One government employee in Herat, who asked NPR not to use his name for fear of retaliation, said phone restrictions had quietly been in place in his office for months before the national order. When he and his colleagues resisted, officials confiscated and smashed their phones. There was no appeal process. There was no warning. The phones were just gone.
Afghanistan is a country where people rely on WhatsApp for phone calls because it is cheaper than the regular phone network. Stripping smartphones from the population is not a neutral policy shift. It is an economic hit on top of a surveillance crackdown on top of a communications blackout. The Taliban have managed to make repression cost-effective for themselves while making basic coordination more expensive for everyone else.
What the Taliban Learned From That Video
The timing here is not subtle. Protests happen. People film the response. The footage spreads before anyone in Kabul can contain it. The next move is to ban the filming, not reconsider the response.
This is the authoritarian playbook, and it is not new. What is striking is how fast it moved from "contain this specific incident" to "restructure how an entire country communicates." The Taliban did not pass a law narrowly targeting protest documentation. They banned the devices from government offices, then courts, then military, then schools, then university dormitories. The scope expands because the underlying goal is not managing one video. It is managing all future videos.
The Taliban administration did not respond to NPR's request for comment. Shocking.
The Dingo Take
Let's be honest about what happened here. The Taliban shot at protesters, someone recorded it, and the Taliban's policy response was to try to make recording impossible. That is the whole story. Everything else, the directives, the monitoring lists, the smashed phones, the dormitory Wi-Fi cuts, is just the operational detail of that one decision.

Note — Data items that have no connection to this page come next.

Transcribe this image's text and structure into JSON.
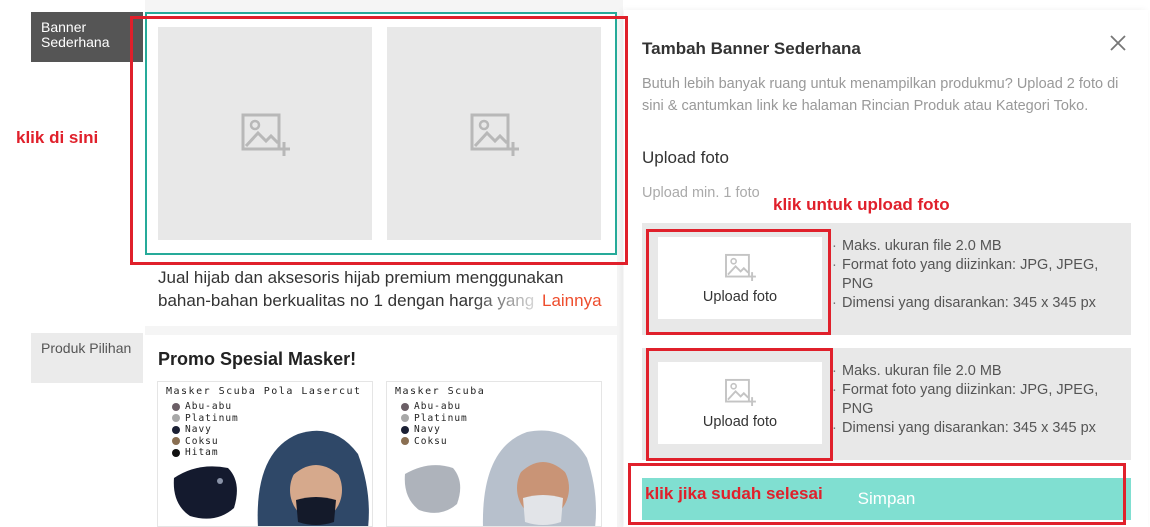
{
  "editor": {
    "tab_banner": "Banner Sederhana",
    "tab_produk": "Produk Pilihan",
    "description": "Jual hijab dan aksesoris hijab premium menggunakan bahan-bahan berkualitas no 1 dengan harga yang",
    "more_link": "Lainnya",
    "promo_title": "Promo Spesial Masker!",
    "products": [
      {
        "name": "Masker Scuba Pola Lasercut",
        "colors": [
          {
            "label": "Abu-abu",
            "hex": "#6b5f66"
          },
          {
            "label": "Platinum",
            "hex": "#a8a8a8"
          },
          {
            "label": "Navy",
            "hex": "#1b2034"
          },
          {
            "label": "Coksu",
            "hex": "#8a6f52"
          },
          {
            "label": "Hitam",
            "hex": "#111111"
          }
        ]
      },
      {
        "name": "Masker Scuba",
        "colors": [
          {
            "label": "Abu-abu",
            "hex": "#6b5f66"
          },
          {
            "label": "Platinum",
            "hex": "#a8a8a8"
          },
          {
            "label": "Navy",
            "hex": "#1b2034"
          },
          {
            "label": "Coksu",
            "hex": "#8a6f52"
          }
        ]
      }
    ]
  },
  "panel": {
    "title": "Tambah Banner Sederhana",
    "description": "Butuh lebih banyak ruang untuk menampilkan produkmu? Upload 2 foto di sini & cantumkan link ke halaman Rincian Produk atau Kategori Toko.",
    "upload_heading": "Upload foto",
    "upload_min": "Upload min. 1 foto",
    "upload_button_label": "Upload foto",
    "rules": [
      "Maks. ukuran file 2.0 MB",
      "Format foto yang diizinkan: JPG, JPEG, PNG",
      "Dimensi yang disarankan: 345 x 345 px"
    ],
    "save_label": "Simpan"
  },
  "annotations": {
    "click_here": "klik di sini",
    "click_upload": "klik untuk upload foto",
    "click_done": "klik jika sudah selesai"
  },
  "colors": {
    "accent_teal": "#26aa99",
    "save_button": "#80dfd1",
    "more_link": "#ee4d2d",
    "annotation_red": "#e0202b"
  }
}
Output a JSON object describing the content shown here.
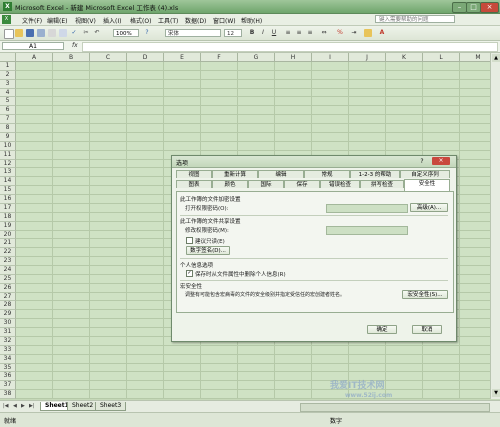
{
  "window": {
    "title": "Microsoft Excel - 新建 Microsoft Excel 工作表 (4).xls",
    "app_icon": "X",
    "minimize": "–",
    "restore": "□",
    "close": "×"
  },
  "menu": {
    "items": [
      "文件(F)",
      "编辑(E)",
      "视图(V)",
      "插入(I)",
      "格式(O)",
      "工具(T)",
      "数据(D)",
      "窗口(W)",
      "帮助(H)"
    ],
    "help_placeholder": "键入需要帮助的问题"
  },
  "toolbar": {
    "zoom": "100%",
    "font": "宋体",
    "size": "12"
  },
  "formula": {
    "cell": "A1",
    "fx": "fx"
  },
  "columns": [
    "A",
    "B",
    "C",
    "D",
    "E",
    "F",
    "G",
    "H",
    "I",
    "J",
    "K",
    "L",
    "M"
  ],
  "rows": [
    "1",
    "2",
    "3",
    "4",
    "5",
    "6",
    "7",
    "8",
    "9",
    "10",
    "11",
    "12",
    "13",
    "14",
    "15",
    "16",
    "17",
    "18",
    "19",
    "20",
    "21",
    "22",
    "23",
    "24",
    "25",
    "26",
    "27",
    "28",
    "29",
    "30",
    "31",
    "32",
    "33",
    "34",
    "35",
    "36",
    "37",
    "38"
  ],
  "sheets": {
    "tabs": [
      "Sheet1",
      "Sheet2",
      "Sheet3"
    ],
    "active": 0
  },
  "status": {
    "ready": "就绪",
    "numlock": "数字"
  },
  "dialog": {
    "title": "选项",
    "help": "?",
    "close": "×",
    "tabs_row1": [
      "视图",
      "重新计算",
      "编辑",
      "常规",
      "1-2-3 的帮助",
      "自定义序列"
    ],
    "tabs_row2": [
      "图表",
      "颜色",
      "国际",
      "保存",
      "错误检查",
      "拼写检查",
      "安全性"
    ],
    "active_tab": "安全性",
    "sec_encrypt": "此工作簿的文件加密设置",
    "open_pwd": "打开权限密码(O):",
    "advanced": "高级(A)...",
    "sec_share": "此工作簿的文件共享设置",
    "modify_pwd": "修改权限密码(M):",
    "readonly": "建议只读(E)",
    "signature": "数字签名(D)...",
    "sec_privacy": "个人信息选项",
    "remove_info": "保存时从文件属性中删除个人信息(R)",
    "sec_macro": "宏安全性",
    "macro_desc": "调整有可能包含宏病毒的文件的安全级别并指定受信任的宏创建者姓名。",
    "macro_btn": "宏安全性(S)...",
    "ok": "确定",
    "cancel": "取消"
  },
  "watermark": {
    "line1": "我爱IT技术网",
    "line2": "www.52ij.com"
  }
}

The part that should haunt you is the midwife. Farzana is not a dissident. She is not a journalist or an activist. She covers ten villages and she used her phone to figure out which baby needed her first. That use case is now gone, and no feature phone brings it back, because feature phones do not send photos. The Taliban did not weigh that tradeoff and decide the security benefit was worth the maternal health cost. They almost certainly did not think about it at all. That is what makes it worse.
Afghanistan has been through decades of catastrophic governance failures, foreign interventions, and deliberate cruelty from multiple directions. The people there have built fragile workarounds out of whatever they have. Smartphones were one of those workarounds. They connected midwives to mothers, students to teachers, women locked out of schools to something resembling an education. The Taliban looked at that fragile system and saw a threat. They were right that it was a threat. It documented them. And so they are destroying it, one confiscated phone at a time, while the international community watches and the exemption forms pile up on Akhundzada's desk.